Olagaray said that if immigration isn’t resolved soon, labor shortages will become more pronounced. Last spring, he said he had trouble filling his usual crew to tend his grapevines during growing season, and other growers saw ripe crops languish in the fields.
Still, any policy effort may do little to solve the labor shortage, said Edward Taylor, a professor of agriculture and resource economics at the University of California, Davis.
Such shortages predate the recession. During boom times, contractors persuaded many workers in the fields to work in construction jobs, according to Taylor, who recently co-wrote a study that examined the decline in the number of farm workers from Mexico.
A key finding in Taylor’s study was that more immigrants were staying home to work on Mexico’s farms. They were taking advantage of a strengthening Mexican economy and a growing middle class.
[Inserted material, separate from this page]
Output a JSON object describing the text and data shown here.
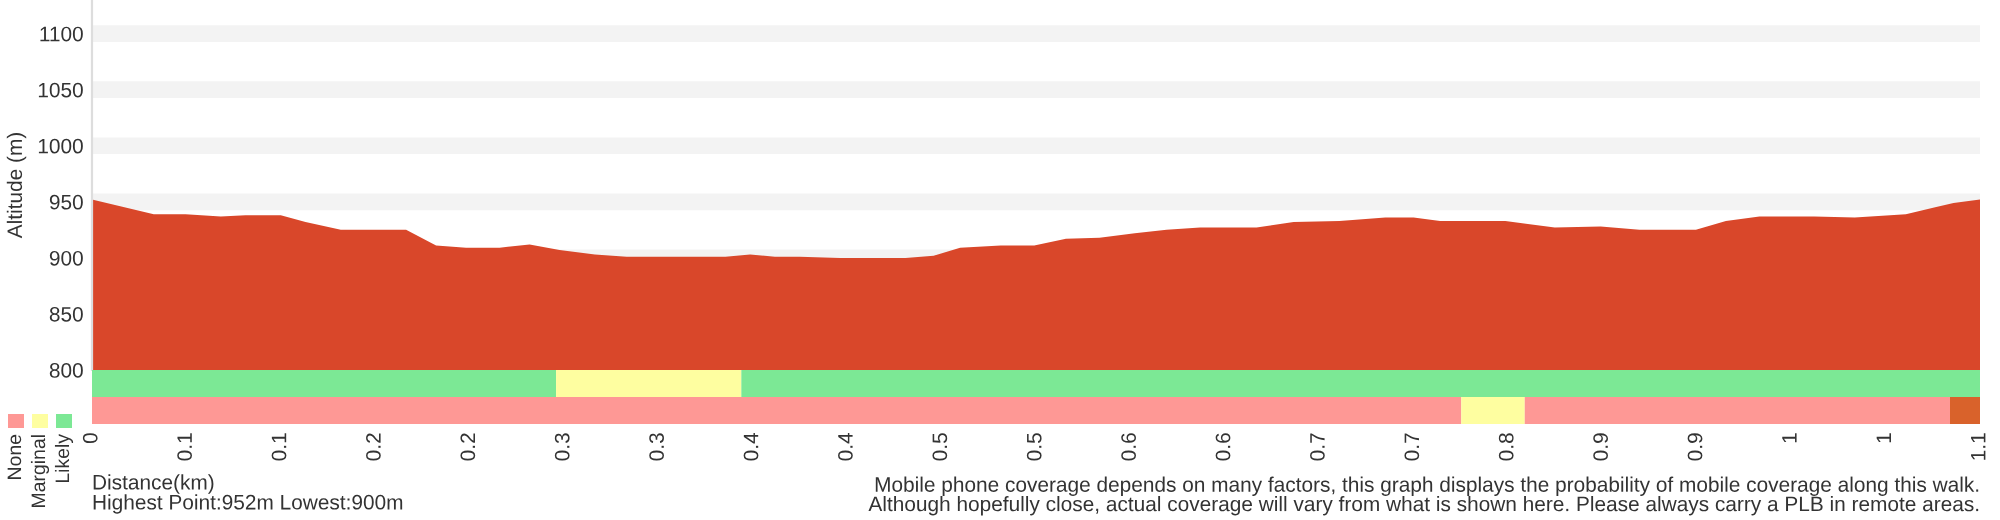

As a result, American farmers are competing for a dwindling supply of workers.
Paul Wenger, president of the California Farm Bureau Federation, said farmers are well-aware that their industry is changing.
And although he agrees that a dwindling labor supply will cause problems farther down the line, he said Congress should still pass immigration reform that will allow farmers to hire legal farm workers.
“Within the next two decades, we’re going to have a problem: A domestic workforce will not want to work in the fields,” he said. “It’s going to be a problem. But that still doesn’t mean we shouldn’t fix the problems that exist today.”